Two speakers pulsating on the side of a plastic box makes a low humming noise. The box is in one of the pieces of equipment that has been installed in the new Respiratory Disease Center building on campus. The box allows researchers to judge a monkey's lung function after exposure to ozone, cigarette smoke, or other pollutants. UC Davis Professor Edward Schelegle is the lead for testing inhalation exposure and pulmonary function.
He says the new building will allow more monkeys to be tested at once by larger numbers of researchers than is possible at the school's old site.
"It's about twice the size of what we were in before," Schelegle says, "And the lighting and everything else in this room compared to where we were is absolutely fantastic."
K. West / CNPRC
Louise Olsen is a facility manager for the California National Primate Research Center. She says the new building is larger by about a third than the 30-year-old metal building researchers have been using.
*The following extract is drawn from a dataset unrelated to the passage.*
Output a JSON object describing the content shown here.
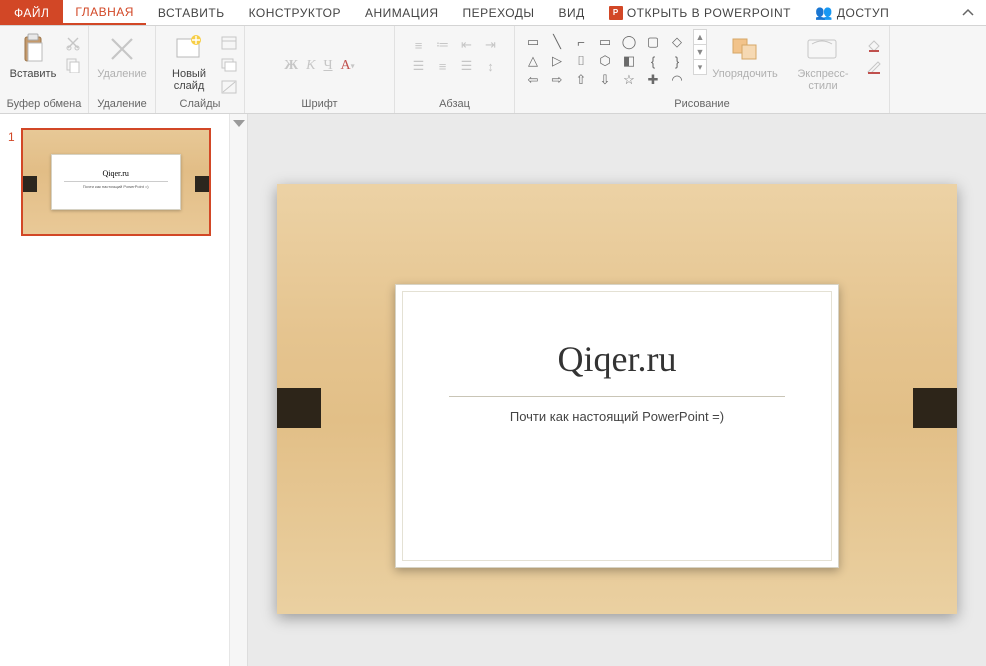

"We have modified inhalation exposure chambers that's more user friendly for the animal-care staff. We can house more animals in them so it's much more efficient. We added the capability of an exposure room, and we have windows" Olsen says.
The new indoor facility cost about $18 million and is the largest of the eight National Primate Research Centers.
The building is in the middle of the California National Primate Research Center which houses more than 5,000 Rhesus monkeys. About 850 babies are born each spring.
Half of the population lives outside in a breeding colony and play on slides and plastic drums that hang from ropes.
The monkeys make a squeaking noise that's hard to hear over the din of a large local bird population that eat the monkeys' discarded food.
The outside monkeys are the subjects of behavior and social interaction studies.
The school hopes to have the indoor monkeys and equipment in place by the beginning of summer.